Incidence: ~2.2% per patient. FDA mandated black-box warning in 2013. Mechanism: hyperviscosity from high protein load; possible activation of procoagulant pathways. Risk factors: pre-existing cardiovascular disease, advanced age, obesity, hypercoagulable state, high dose, rapid infusion. Risk mitigation: slow infusion rate, adequate pre-hydration, avoid in acute coronary syndrome. Use AdjBW to avoid overexposure.

→ FDA black-box warning; use AdjBW; slow infusion

Acute Renal Failure

Primarily associated with sucrose-stabilized formulations (e.g., Sandoglobulin, older Gammagard). Mechanism: osmotic nephrosis — sucrose enters proximal tubular cells and impairs renal function. FDA warning issued 1999. Modern non-sucrose formulations (glycine, proline, glucose-stabilized) carry substantially lower renal risk. Risk factors: pre-existing CKD, diabetes, age >65, dehydration, concurrent nephrotoxins.
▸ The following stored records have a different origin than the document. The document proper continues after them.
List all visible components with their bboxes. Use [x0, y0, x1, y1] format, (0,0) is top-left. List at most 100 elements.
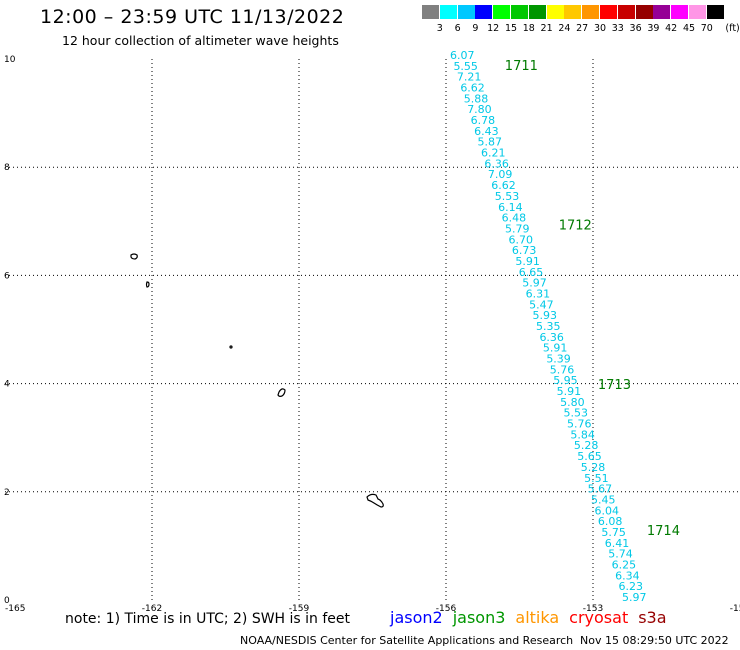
wave-height-label: 5.97	[622, 591, 647, 604]
wave-height-label: 5.53	[495, 190, 519, 203]
legend-swatch	[600, 5, 617, 19]
wave-height-label: 5.28	[581, 461, 606, 474]
wave-height-label: 6.21	[481, 147, 506, 160]
wave-height-label: 6.78	[471, 114, 496, 127]
legend-swatch	[653, 5, 671, 19]
wave-height-label: 5.76	[550, 363, 575, 376]
footer-credit: NOAA/NESDIS Center for Satellite Applica…	[240, 634, 574, 647]
satellite-legend: jason2 jason3 altika cryosat s3a	[390, 608, 677, 627]
wave-height-label: 5.75	[601, 526, 626, 539]
wave-height-label: 5.91	[543, 342, 568, 355]
track-label: 1712	[559, 218, 592, 233]
legend-unit: (ft)	[725, 23, 740, 34]
wave-height-label: 5.39	[546, 353, 571, 366]
island-1	[130, 253, 138, 260]
page-title: 12:00 – 23:59 UTC 11/13/2022	[40, 6, 345, 28]
legend-swatch	[422, 5, 439, 19]
track-label: 1714	[647, 524, 680, 539]
island-4	[277, 388, 286, 397]
wave-height-label: 5.84	[570, 428, 595, 441]
legend-swatch	[617, 5, 635, 19]
legend-label: 27	[576, 23, 589, 34]
map-grid	[5, 59, 740, 600]
y-tick-label: 8	[4, 163, 10, 173]
wave-height-label: 5.91	[515, 255, 540, 268]
legend-swatch	[689, 5, 706, 19]
y-tick-label: 6	[4, 271, 10, 281]
satellite-altika: altika	[515, 608, 560, 627]
wave-height-label: 7.80	[467, 103, 492, 116]
satellite-jason3: jason3	[452, 608, 506, 627]
legend-swatch	[671, 5, 689, 19]
track-label: 1711	[505, 59, 538, 74]
island-2	[145, 281, 150, 288]
legend-label: 6	[454, 23, 461, 34]
footer-note: note: 1) Time is in UTC; 2) SWH is in fe…	[65, 611, 351, 627]
island-5	[366, 493, 384, 508]
wave-height-label: 5.87	[478, 136, 503, 149]
wave-height-label: 6.62	[491, 179, 516, 192]
wave-height-label: 7.09	[488, 168, 512, 181]
legend-swatch	[564, 5, 582, 19]
x-tick-label: -165	[5, 604, 25, 614]
wave-height-label: 5.88	[464, 92, 489, 105]
legend-label: 42	[665, 23, 678, 34]
wave-height-label: 5.51	[584, 472, 609, 485]
wave-height-label: 5.80	[560, 396, 585, 409]
legend-swatch	[582, 5, 600, 19]
wave-height-label: 6.34	[615, 569, 640, 582]
axis-ticks: -165 -162 -159 -156 -153 -150 0 2 4 6 8 10	[4, 55, 740, 614]
legend-label: 39	[647, 23, 660, 34]
satellite-cryosat: cryosat	[569, 608, 629, 627]
legend-swatch	[511, 5, 528, 19]
y-tick-label: 10	[4, 55, 16, 65]
wave-height-label: 5.74	[608, 548, 633, 561]
legend-label: 70	[700, 23, 713, 34]
legend-label: 18	[522, 23, 535, 34]
legend-swatch	[635, 5, 653, 19]
wave-height-labels: 6.075.557.216.625.887.806.786.435.876.21…	[450, 49, 647, 604]
legend-swatch	[475, 5, 493, 19]
wave-height-label: 6.62	[460, 82, 485, 95]
wave-height-label: 6.41	[605, 537, 630, 550]
island-3	[229, 345, 233, 349]
legend-label: 9	[472, 23, 479, 34]
x-tick-label: -153	[583, 604, 603, 614]
wave-height-label: 5.67	[588, 483, 613, 496]
track-labels: 1711 1712 1713 1714	[505, 59, 680, 539]
wave-height-label: 5.76	[567, 418, 592, 431]
wave-height-label: 6.23	[619, 580, 644, 593]
legend-label: 45	[682, 23, 696, 34]
wave-height-label: 6.14	[498, 201, 523, 214]
y-tick-label: 2	[4, 488, 10, 498]
wave-height-label: 5.91	[557, 385, 582, 398]
x-tick-label: -156	[436, 604, 457, 614]
wave-height-label: 6.73	[512, 244, 537, 257]
legend-swatch	[493, 5, 511, 19]
y-tick-label: 0	[4, 596, 10, 606]
wave-height-label: 5.55	[453, 60, 478, 73]
wave-height-label: 7.21	[457, 71, 482, 84]
wave-height-label: 5.47	[529, 298, 554, 311]
wave-height-label: 5.45	[591, 493, 616, 506]
wave-height-label: 6.31	[526, 287, 551, 300]
wave-height-label: 6.25	[612, 558, 637, 571]
wave-height-label: 6.43	[474, 125, 499, 138]
legend-label: 33	[611, 23, 624, 34]
y-tick-label: 4	[4, 380, 10, 390]
wave-height-label: 5.65	[577, 450, 602, 463]
legend-label: 36	[629, 23, 642, 34]
wave-height-label: 6.07	[450, 49, 475, 62]
x-tick-label: -159	[289, 604, 310, 614]
legend-swatch	[457, 5, 475, 19]
wave-height-label: 6.48	[502, 212, 526, 225]
wave-height-label: 6.04	[594, 504, 619, 517]
legend-swatch	[528, 5, 546, 19]
wave-height-label: 5.35	[536, 320, 561, 333]
legend-label: 30	[593, 23, 607, 34]
satellite-s3a: s3a	[638, 608, 667, 627]
wave-height-label: 5.79	[505, 222, 530, 235]
wave-height-label: 5.93	[533, 309, 558, 322]
legend-label: 21	[540, 23, 553, 34]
→ Use non-sucrose products; ensure hydration; monitor Cr

TRALI

Extremely rare with IVIG — approximately 17 total cases reported in the literature. Mechanism: two-hit model — donor HLA or HNA antibodies prime and activate recipient neutrophils in pulmonary microvasculature → non-cardiogenic pulmonary edema. Case fatality rate ~24% in reported case series. Onset within 6 hours of infusion. Treatment: supportive (oxygen, ventilation); no diuretics.
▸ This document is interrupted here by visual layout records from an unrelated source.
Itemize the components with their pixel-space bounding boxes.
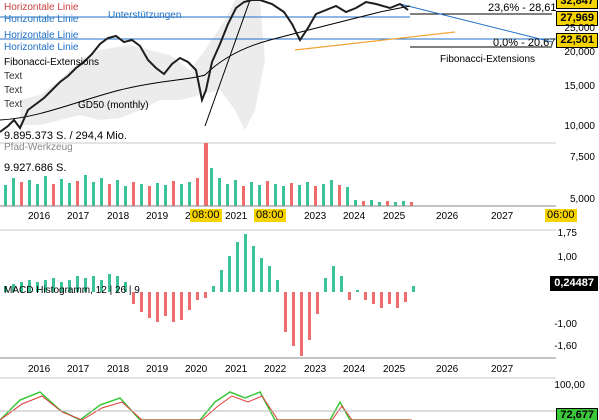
year-2025-top: 2025 (383, 211, 406, 222)
year-2022-bottom: 2022 (264, 364, 287, 375)
year-2019-bottom: 2019 (146, 364, 169, 375)
price-path (0, 0, 409, 133)
fib-level-236: 23,6% - 28,61 (488, 2, 557, 14)
year-2027-top: 2027 (491, 211, 514, 222)
horiz-line-label-3[interactable]: Horizontale Linie (4, 30, 79, 41)
trend-line-desc (399, 3, 553, 43)
gd50-curve (0, 5, 411, 121)
text-label-1[interactable]: Text (4, 71, 23, 82)
fib-extensions-label-right[interactable]: Fibonacci-Extensions (440, 54, 536, 65)
year-2026-bottom: 2026 (436, 364, 459, 375)
time-label-2: 08:00 (254, 209, 286, 222)
price-tag-top: 32,847 (556, 0, 598, 9)
rsi-axis-100: 100,00 (554, 380, 585, 391)
text-label-2[interactable]: Text (4, 85, 23, 96)
gd50-label[interactable]: GD50 (monthly) (78, 100, 149, 111)
year-2024-bottom: 2024 (343, 364, 366, 375)
year-2020-bottom: 2020 (185, 364, 208, 375)
time-label-1: 08:00 (190, 209, 222, 222)
fib-orange-line (294, 31, 456, 51)
year-2018-top: 2018 (107, 211, 130, 222)
rsi-current-tag: 72,677 (556, 408, 598, 420)
macd-label[interactable]: MACD Histogramm, 12 | 26 | 9 (4, 285, 140, 296)
price-axis-label-10000: 10,000 (564, 121, 595, 132)
support-label[interactable]: Unterstützungen (108, 10, 182, 21)
year-2016-bottom: 2016 (28, 364, 51, 375)
price-tag-current: 27,969 (556, 11, 598, 26)
year-2019-top: 2019 (146, 211, 169, 222)
time-label-3: 06:00 (545, 209, 577, 222)
macd-axis-100: 1,00 (557, 252, 577, 263)
macd-axis-neg100: -1,00 (554, 319, 577, 330)
price-axis-label-15000: 15,000 (564, 81, 595, 92)
year-2018-bottom: 2018 (107, 364, 130, 375)
price-axis-label-7500: 7,500 (569, 152, 595, 163)
year-2024-top: 2024 (343, 211, 366, 222)
pfad-label[interactable]: Pfad-Werkzeug (4, 142, 73, 153)
year-2026-top: 2026 (436, 211, 459, 222)
year-2017-top: 2017 (67, 211, 90, 222)
macd-axis-175: 1,75 (557, 228, 577, 239)
horiz-line-label-2[interactable]: Horizontale Linie (4, 14, 79, 25)
year-2017-bottom: 2017 (67, 364, 90, 375)
support-line (204, 0, 251, 127)
year-2021-bottom: 2021 (225, 364, 248, 375)
macd-histogram (4, 234, 415, 356)
year-2023-top: 2023 (304, 211, 327, 222)
price-tag-level: 22,501 (556, 33, 598, 48)
year-2021-top: 2021 (225, 211, 248, 222)
year-2016-top: 2016 (28, 211, 51, 222)
price-axis-label-20000: 20,000 (564, 47, 595, 58)
macd-axis-neg160: -1,60 (554, 341, 577, 352)
volume-bars (4, 143, 413, 206)
year-2025-bottom: 2025 (383, 364, 406, 375)
volume-bottom-label: 9.927.686 S. (4, 162, 67, 174)
price-axis-label-5000: 5,000 (569, 194, 595, 205)
fib-level-0: 0,0% - 20,67 (493, 37, 556, 49)
horiz-line-label-1[interactable]: Horizontale Linie (4, 2, 79, 13)
year-2027-bottom: 2027 (491, 364, 514, 375)
fib-extensions-label[interactable]: Fibonacci-Extensions (4, 57, 100, 68)
text-label-3[interactable]: Text (4, 99, 23, 110)
rsi-line-red (0, 395, 412, 420)
horiz-line-label-4[interactable]: Horizontale Linie (4, 42, 79, 53)
year-2023-bottom: 2023 (304, 364, 327, 375)
shaded-area (20, 0, 265, 130)
macd-current-tag: 0,24487 (550, 276, 598, 291)
volume-top-label: 9.895.373 S. / 294,4 Mio. (4, 130, 127, 142)
price-axis-label-25000: 25,000 (564, 23, 595, 34)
→ Non-cardiogenic pulmonary edema within 6h → TRALI protocol

Pre-infusion Checklist

Patient counseling and pre-treatment screening

The following steps should be completed before the first infusion and reviewed at each subsequent cycle.

1

Serum IgA screening

Routine serum IgA screening is not required before first-dose IVIG. Consider IgA level and anti-IgA testing only in patients with a history of prior anaphylactic or recurrent severe allergic reactions to blood products/IVIG; if clinically necessary, product selection may be modified in that setting.

2

Hydration

FDA-mandated counseling point. Ensure adequate oral or IV hydration before and during infusion to reduce risk of renal impairment, thrombosis, and headache. Patients should drink 2L of water in the 24h prior to infusion unless contraindicated.

3

Blood product consent

IVIG is a pooled human blood product. Discuss the extremely low (but non-zero) risk of transfusion-transmitted infections. Document informed consent per institutional policy.

4

Vaccination deferral — live attenuated vaccines

IVIG passively transfers antibodies that interfere with immune response to live vaccines. Defer MMR and varicella by 8 months after standard dosing (0.4–0.6 g/kg); defer 11 months after high-dose therapy (≥2 g/kg). Per CDC ACIP and Canadian Immunization Guide. Inactivated vaccines (influenza, COVID-19) can be given at any time.

5

Symptoms to report immediately

Advise patients to report: shortness of breath or chest tightness (→ TRALI / anaphylaxis), severe headache with stiff neck (→ AMS), dark urine or jaundice (→ hemolysis), leg swelling or acute chest pain (→ VTE), decreased urine output (→ renal). Stop infusion and call provider immediately.

6

Infusion rate protocol

Start at 0.5–1.0 mg/kg/min; advance in increments every 15–30 minutes if tolerated. Most adverse reactions are infusion-rate dependent — slow the rate before stopping. First-time infusions should always start low and slow, regardless of formulation.